(this is not my studio, but represents organization--this is where I want to be!)
After moving into a new house, and now moving to a new in-home studio, I'm committed to organizing my new room until every single thing in it has a specific place. I am trying to minimize clutter, add style to the room, and hide as much as I can by adding drawers, curtains, and cabinets. It always helps to start this process with a clean slate, which is the opportunity I have. In doing this, I have to pick up each and every piece that needs a home and analyze it. I will also figure out how bad I need that item. Many questions I find myself asking over and over again are:
*Have I used this in the last year?
*Is this a notion or trim that I can use creatively?
*Is the fabric at least a yard long?
*Does is work?
*Do I have more than one?
In the end, if I can't answer the questions, or I I answered them and the answer tells me I don't need it anymore, it is canned. I don't need clutter, and there is no use to storing something that will never be used. While it is hard to get rid of things that you may be able to use creatively, you also need to consider if you have enough to use for a whole project and also if it is something that even fits your style aesthetic. For example, I had a fabric that was bright pink tulle with hearts inside of it. When I look at it, it looks very young and a bit cheap. And, its only half a yard. In reality, if I was to use it, I wouldn't have enough for a whole project, but also, since my mind already thinks it looks cheap, then why would I even attempt to use it? I don't want any of my designs to represent "cheap". So, it must go. This process continues through each and every object that needs placement.

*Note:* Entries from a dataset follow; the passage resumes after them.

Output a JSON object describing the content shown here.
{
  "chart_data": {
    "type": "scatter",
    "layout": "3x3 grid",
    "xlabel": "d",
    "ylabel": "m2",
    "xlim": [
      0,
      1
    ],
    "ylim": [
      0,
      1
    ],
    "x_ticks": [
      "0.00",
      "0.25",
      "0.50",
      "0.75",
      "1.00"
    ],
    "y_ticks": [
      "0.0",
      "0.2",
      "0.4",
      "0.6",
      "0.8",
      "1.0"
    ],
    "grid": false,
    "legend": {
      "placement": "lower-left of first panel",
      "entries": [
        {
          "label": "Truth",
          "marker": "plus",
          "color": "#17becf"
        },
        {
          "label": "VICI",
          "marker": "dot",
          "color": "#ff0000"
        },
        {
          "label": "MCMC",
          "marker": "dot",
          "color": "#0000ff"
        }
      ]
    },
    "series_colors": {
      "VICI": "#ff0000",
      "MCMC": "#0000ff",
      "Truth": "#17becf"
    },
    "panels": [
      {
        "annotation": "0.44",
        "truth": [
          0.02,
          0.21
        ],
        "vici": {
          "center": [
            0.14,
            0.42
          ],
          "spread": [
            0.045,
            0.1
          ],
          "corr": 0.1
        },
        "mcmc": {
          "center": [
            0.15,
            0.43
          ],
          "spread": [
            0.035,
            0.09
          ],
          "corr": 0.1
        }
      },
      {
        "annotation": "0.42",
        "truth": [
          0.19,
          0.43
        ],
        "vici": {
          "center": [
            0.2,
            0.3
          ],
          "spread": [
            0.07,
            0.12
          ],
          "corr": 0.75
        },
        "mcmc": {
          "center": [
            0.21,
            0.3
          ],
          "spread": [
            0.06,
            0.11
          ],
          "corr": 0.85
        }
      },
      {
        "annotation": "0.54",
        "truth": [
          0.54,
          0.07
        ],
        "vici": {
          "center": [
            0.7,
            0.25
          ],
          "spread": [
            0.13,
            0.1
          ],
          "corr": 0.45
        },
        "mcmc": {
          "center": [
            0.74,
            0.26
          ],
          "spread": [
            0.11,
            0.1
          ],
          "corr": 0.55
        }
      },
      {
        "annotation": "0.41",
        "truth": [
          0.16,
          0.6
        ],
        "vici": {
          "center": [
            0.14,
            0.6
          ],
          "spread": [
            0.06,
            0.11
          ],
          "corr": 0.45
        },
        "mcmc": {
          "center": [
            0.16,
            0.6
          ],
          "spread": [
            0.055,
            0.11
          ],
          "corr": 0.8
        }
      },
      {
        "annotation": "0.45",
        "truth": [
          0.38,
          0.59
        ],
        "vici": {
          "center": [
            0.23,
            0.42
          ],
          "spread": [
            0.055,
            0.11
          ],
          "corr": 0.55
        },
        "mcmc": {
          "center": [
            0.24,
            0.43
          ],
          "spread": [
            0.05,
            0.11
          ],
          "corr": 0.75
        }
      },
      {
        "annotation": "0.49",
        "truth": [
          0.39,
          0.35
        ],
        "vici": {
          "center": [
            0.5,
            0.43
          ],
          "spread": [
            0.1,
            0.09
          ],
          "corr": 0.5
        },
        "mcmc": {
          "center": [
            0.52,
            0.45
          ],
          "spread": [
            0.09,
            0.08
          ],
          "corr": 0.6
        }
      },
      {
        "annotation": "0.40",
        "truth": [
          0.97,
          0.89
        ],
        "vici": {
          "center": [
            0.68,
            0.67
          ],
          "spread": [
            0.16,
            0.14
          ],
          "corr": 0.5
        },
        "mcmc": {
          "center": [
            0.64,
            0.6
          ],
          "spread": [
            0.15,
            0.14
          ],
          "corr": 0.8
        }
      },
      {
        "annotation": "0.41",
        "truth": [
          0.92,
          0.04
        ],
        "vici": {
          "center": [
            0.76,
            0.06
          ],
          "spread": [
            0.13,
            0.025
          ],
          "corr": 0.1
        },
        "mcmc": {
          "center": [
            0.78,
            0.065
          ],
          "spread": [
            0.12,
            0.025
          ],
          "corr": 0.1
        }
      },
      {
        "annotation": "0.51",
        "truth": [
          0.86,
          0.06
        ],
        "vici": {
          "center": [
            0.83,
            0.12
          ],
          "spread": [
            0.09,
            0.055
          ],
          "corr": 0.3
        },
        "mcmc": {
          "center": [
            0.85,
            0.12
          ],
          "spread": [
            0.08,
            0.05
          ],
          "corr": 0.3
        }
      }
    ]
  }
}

As well as going through and getting rid of the clutter, we also need to find a place for it to go. The new room I have is a bit smaller than what I had before, so it is going to take alot of thought to find a home for everything. Instead of having random drawers scattered throughout a shelf rack I had, I have now found plastic drawers that stack in all different sizes. I put them all into a mirrored cabinet I have. One location for all the drawers, and they are hidden in a cabinet- perfect! Each drawer will have different purposes: trim, buttons, zippers, miscellaneous notions, appliques, paper goods, shipping goods, beadery, glues, etc.
Being that I am a fashion designer, I also have a ton of thread, which all needs a home. I have wooden spool racks that hold multiple spools of thread, like the picture below:
And, for all the clothes and patterns I have hanging, well, they can be hidden as well. They are set back into a closet that will have curtains covering them when I don't need to get in. This will keep dust from getting to them, and keep the room from looking too cluttered.
Why Have An Organized Design Studio?
I'm sure that everyone wishes they could be a little more organized in one part of their lives. The reason is not only because it looks more clean, but it is also because it really can make a difference on your productivity. Moving in general, has given me a different approach on my upcoming designs, but now that I also am clutter free and organized, I feel free. I enjoy sitting in my room and working all day because I'm comfortable with my surroundings, and feel the productive bones moving throughout my body. As soon as my room is completely put together, I will post the before and after, and you can be the judge as to which studio you would like to work in. :)
And, go ahead, do it yourself. When you get motivated, take a corner of your work space and pick up each and every item. Ask if you need it, then find a perfect place for it if you do. You will feel very rejuvinated.